Ginger has modest but real evidence behind it. A meta-analysis of randomized controlled trials found that ginger significantly reduced both pain and disability in people with osteoarthritis compared to placebo, with consistent results across studies. It’s not a replacement for other treatments, but as a food or tea, it carries very little risk and offers a measurable benefit.

Other foods with strong anti-inflammatory profiles include berries (high in compounds that neutralize oxidative stress), leafy greens, olive oil, nuts, and tomatoes. The common thread is that these foods are minimally processed and rich in compounds that either directly reduce inflammatory signaling or support the gut bacteria that help regulate it.

Supplements Worth Considering

Curcumin, the active compound in turmeric, has well-documented anti-inflammatory properties in lab settings. The challenge is absorption. Your body breaks down curcumin quickly, so very little reaches your bloodstream from turmeric alone. Pairing curcumin with piperine (a compound in black pepper) dramatically improves this. Clinical studies have used roughly 1,500 mg of curcumin alongside 15 mg of piperine as an effective combination. If you’re buying a curcumin supplement, look for one that includes piperine or a similar absorption-enhancing formulation.

Omega-3 supplements (fish oil or algae-based for vegetarians) are another option if you don’t eat fish regularly. While no specific minimum dose has been established for anti-inflammatory effects, most cardiovascular studies use doses in the range of 1,000 to 2,000 mg of combined EPA and DHA daily. Higher doses may offer more benefit, but the key principle is consistent daily intake over weeks and months rather than occasional large doses.

Over-the-Counter Pain Relievers

Nonsteroidal anti-inflammatory drugs like ibuprofen and naproxen are effective for acute inflammation. They work by blocking the enzymes that produce inflammatory signaling molecules, which reduces pain, swelling, and heat. For short-term use (a few days to a couple of weeks for an injury or flare-up), they’re generally safe for most people.

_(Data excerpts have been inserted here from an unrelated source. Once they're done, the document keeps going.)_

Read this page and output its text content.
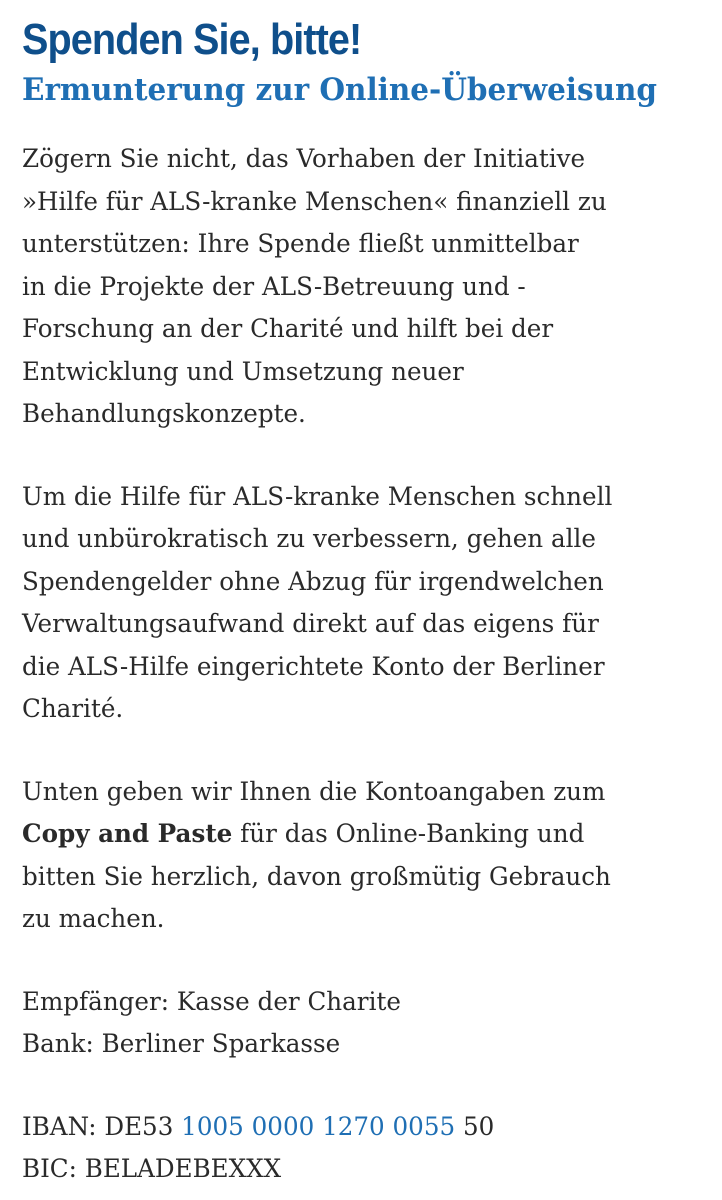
Spenden Sie, bitte!
Ermunterung zur Online-Überweisung

Zögern Sie nicht, das Vorhaben der Initiative
»Hilfe für ALS-kranke Menschen« finanziell zu
unterstützen: Ihre Spende fließt unmittelbar
in die Projekte der ALS-Betreuung und -
Forschung an der Charité und hilft bei der
Entwicklung und Umsetzung neuer
Behandlungskonzepte.

Um die Hilfe für ALS-kranke Menschen schnell
und unbürokratisch zu verbessern, gehen alle
Spendengelder ohne Abzug für irgendwelchen
Verwaltungsaufwand direkt auf das eigens für
die ALS-Hilfe eingerichtete Konto der Berliner
Charité.

Unten geben wir Ihnen die Kontoangaben zum
Copy and Paste für das Online-Banking und
bitten Sie herzlich, davon großmütig Gebrauch
zu machen.

Empfänger: Kasse der Charite
Bank: Berliner Sparkasse

IBAN: DE53 1005 0000 1270 0055 50
BIC: BELADEBEXXX
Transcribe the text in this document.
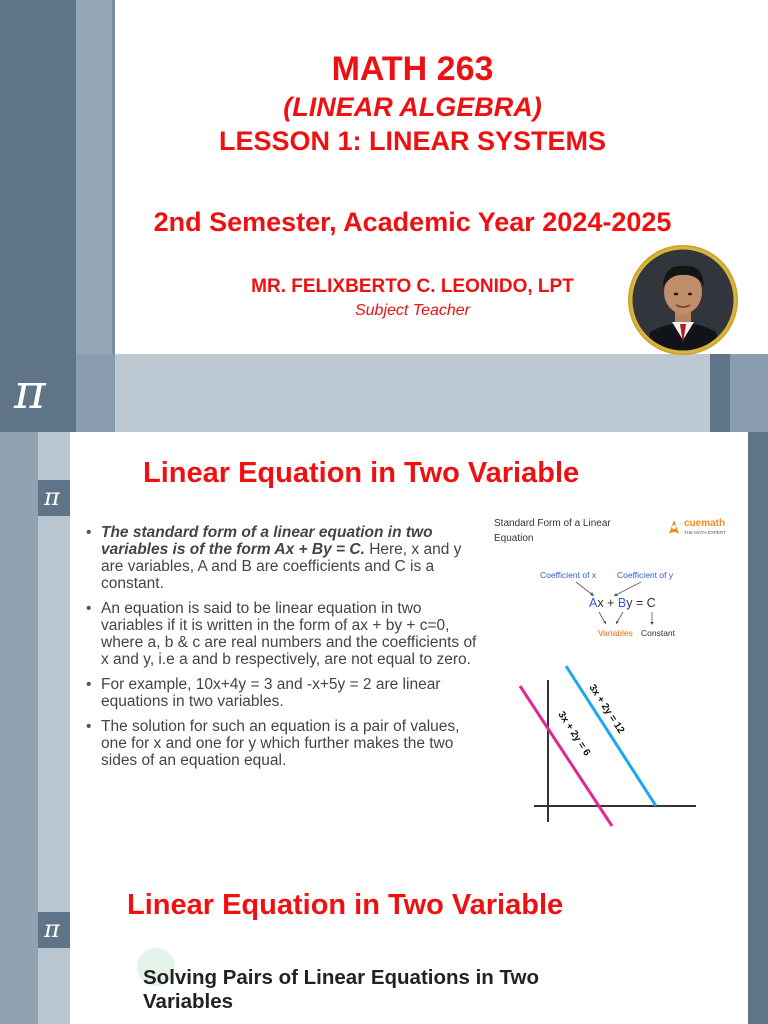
π
MATH 263
(LINEAR ALGEBRA)
LESSON 1: LINEAR SYSTEMS
2nd Semester, Academic Year 2024-2025
MR. FELIXBERTO C. LEONIDO, LPT
Subject Teacher
π
Linear Equation in Two Variable
• The standard form of a linear equation in two variables is of the form Ax + By = C. Here, x and y are variables, A and B are coefficients and C is a constant.
• An equation is said to be linear equation in two variables if it is written in the form of ax + by + c=0, where a, b & c are real numbers and the coefficients of x and y, i.e a and b respectively, are not equal to zero.
• For example, 10x+4y = 3 and -x+5y = 2 are linear equations in two variables.
• The solution for such an equation is a pair of values, one for x and one for y which further makes the two sides of an equation equal.
Standard Form of a Linear
Equation
cuemath
THE MATH EXPERT
Coefficient of x Coefficient of y
Ax + By = C
Variables Constant
3x + 2y = 12
3x + 2y = 6
π
Linear Equation in Two Variable
Solving Pairs of Linear Equations in Two Variables
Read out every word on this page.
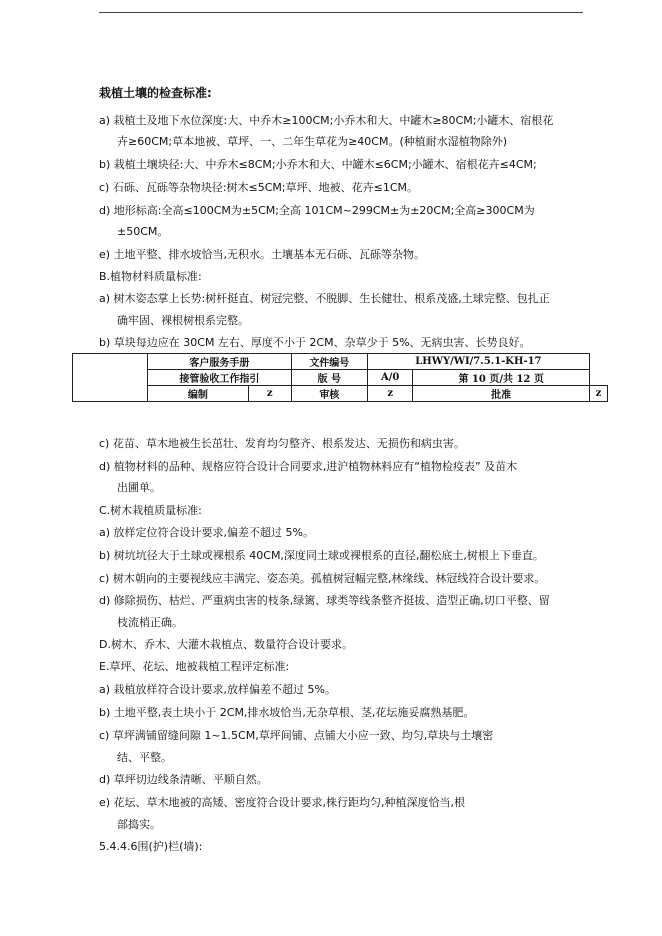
栽植土壤的检查标准:
a) 栽植土及地下水位深度:大、中乔木≥100CM;小乔木和大、中罐木≥80CM;小罐木、宿根花
卉≥60CM;草本地被、草坪、一、二年生草花为≥40CM。(种植耐水湿植物除外)
b) 栽植土壤块径:大、中乔木≤8CM;小乔木和大、中罐木≤6CM;小罐木、宿根花卉≤4CM;
c) 石砾、瓦砾等杂物块径:树木≤5CM;草坪、地被、花卉≤1CM。
d) 地形标高:全高≤100CM为±5CM;全高 101CM~299CM±为±20CM;全高≥300CM为
±50CM。
e) 土地平整、排水坡恰当,无积水。土壤基本无石砾、瓦砾等杂物。
B.植物材料质量标准:
a) 树木姿态掌上长势:树杆挺直、树冠完整、不脱脚、生长健壮、根系茂盛,土球完整、包扎正
确牢固、裸根树根系完整。
b) 草块每边应在 30CM 左右、厚度不小于 2CM、杂草少于 5%、无病虫害、长势良好。
	客户服务手册		文件编号	LHWY/WI/7.5.1-KH-17		
	接管验收工作指引		版 号	A/0	第 10 页/共 12 页	
	编制	z	审核	z	批准	z
c) 花苗、草木地被生长茁壮、发育均匀整齐、根系发达、无损伤和病虫害。
d) 植物材料的品种、规格应符合设计合同要求,进沪植物林料应有“植物检疫表” 及苗木
出圃单。
C.树木栽植质量标准:
a) 放样定位符合设计要求,偏差不超过 5%。
b) 树坑坑径大于土球或裸根系 40CM,深度同土球或裸根系的直径,翻松底土,树根上下垂直。
c) 树木朝向的主要视线应丰满完、姿态美。孤植树冠幅完整,林缘线、林冠线符合设计要求。
d) 修除损伤、枯烂、严重病虫害的枝条,绿篱、球类等线条整齐挺拔、造型正确,切口平整、留
枝流梢正确。
D.树木、乔木、大灌木栽植点、数量符合设计要求。
E.草坪、花坛、地被栽植工程评定标准:
a) 栽植放样符合设计要求,放样偏差不超过 5%。
b) 土地平整,表土块小于 2CM,排水坡恰当,无杂草根、茎,花坛施妥腐熟基肥。
c) 草坪满铺留缝间隙 1~1.5CM,草坪间铺、点铺大小应一致、均匀,草块与土壤密
结、平整。
d) 草坪切边线条清晰、平顺自然。
e) 花坛、草木地被的高矮、密度符合设计要求,株行距均匀,种植深度恰当,根
部捣实。
5.4.4.6围(护)栏(墙):
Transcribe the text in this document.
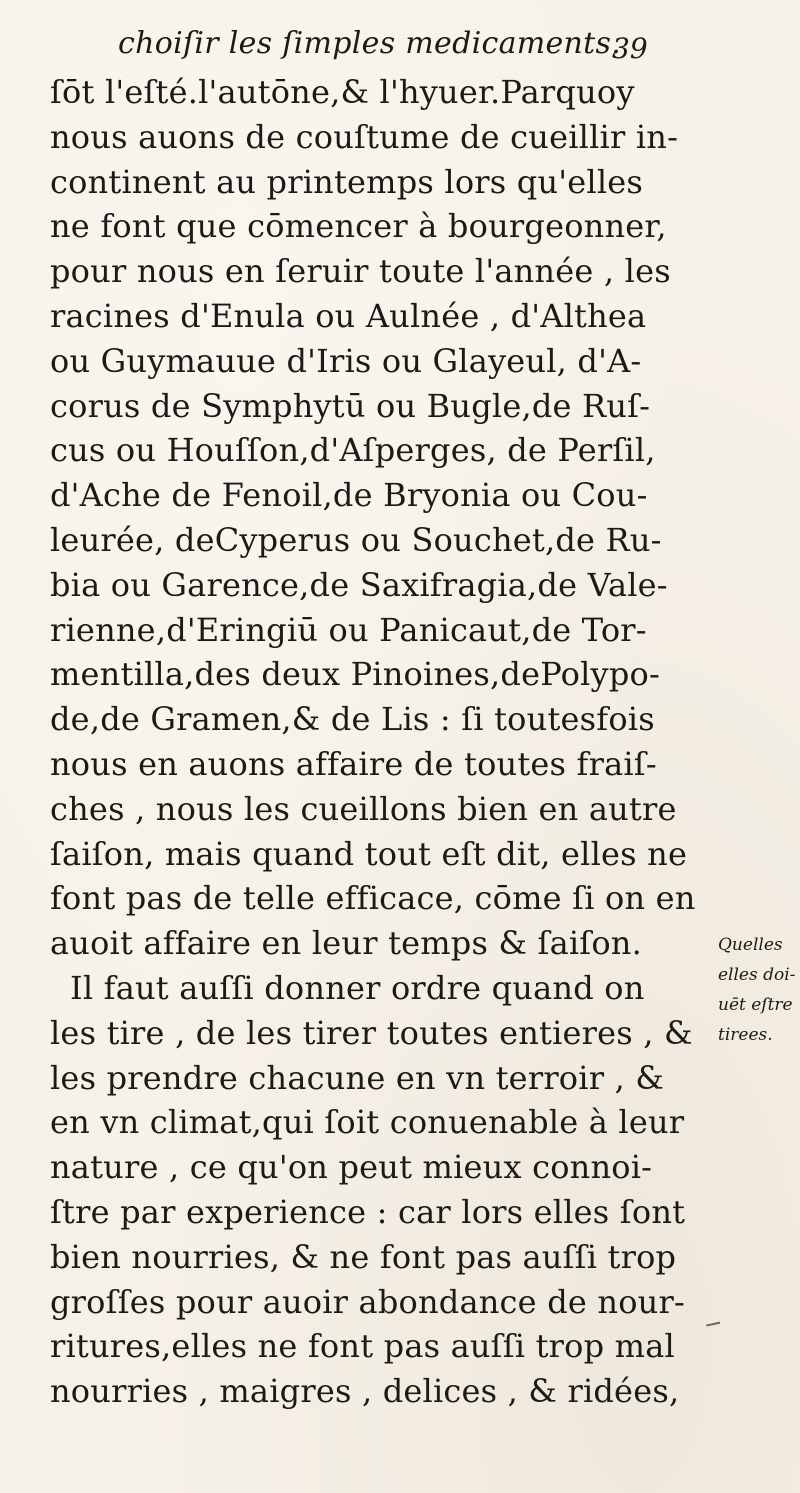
choiſir les ſimples medicaments.
39
ſōt l'eſté.l'autōne,& l'hyuer.Parquoy
nous auons de couſtume de cueillir in-
continent au printemps lors qu'elles
ne font que cōmencer à bourgeonner,
pour nous en ſeruir toute l'année , les
racines d'Enula ou Aulnée , d'Althea
ou Guymauue d'Iris ou Glayeul, d'A-
corus de Symphytū ou Bugle,de Ruſ-
cus ou Houſſon,d'Aſperges, de Perſil,
d'Ache de Fenoil,de Bryonia ou Cou-
leurée, deCyperus ou Souchet,de Ru-
bia ou Garence,de Saxifragia,de Vale-
rienne,d'Eringiū ou Panicaut,de Tor-
mentilla,des deux Pinoines,dePolypo-
de,de Gramen,& de Lis : ſi toutesfois
nous en auons affaire de toutes fraiſ-
ches , nous les cueillons bien en autre
ſaiſon, mais quand tout eſt dit, elles ne
font pas de telle efficace, cōme ſi on en
auoit affaire en leur temps & ſaiſon.
Il faut auſſi donner ordre quand on
les tire , de les tirer toutes entieres , &
les prendre chacune en vn terroir , &
en vn climat,qui ſoit conuenable à leur
nature , ce qu'on peut mieux connoi-
ſtre par experience : car lors elles ſont
bien nourries, & ne font pas auſſi trop
groſſes pour auoir abondance de nour-
ritures,elles ne font pas auſſi trop mal
nourries , maigres , delices , & ridées,
Quelles
elles doi-
uēt eſtre
tirees.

Long-term daily use is a different story. Extended NSAID use increases the risk of gastrointestinal bleeding, kidney problems, and cardiovascular events. These medications are designed as short-term tools, not ongoing inflammation management. If you find yourself reaching for ibuprofen daily, that’s a signal to address the underlying drivers of inflammation through the lifestyle strategies above rather than masking the symptoms indefinitely.

Putting It Together

There’s no single “best” remedy for inflammation because chronic inflammation rarely has a single cause. The most effective strategy layers several approaches: sleep at least seven hours consistently, exercise at moderate intensity most days, eat a diet that supports your gut barrier and shifts your omega-6 to omega-3 balance, and consider targeted supplements like curcumin with piperine if you want additional support. Each of these interventions addresses a different mechanism in the inflammatory cycle, and their effects compound over time. The people who see the biggest improvements are typically the ones who change two or three habits simultaneously rather than searching for one magic fix.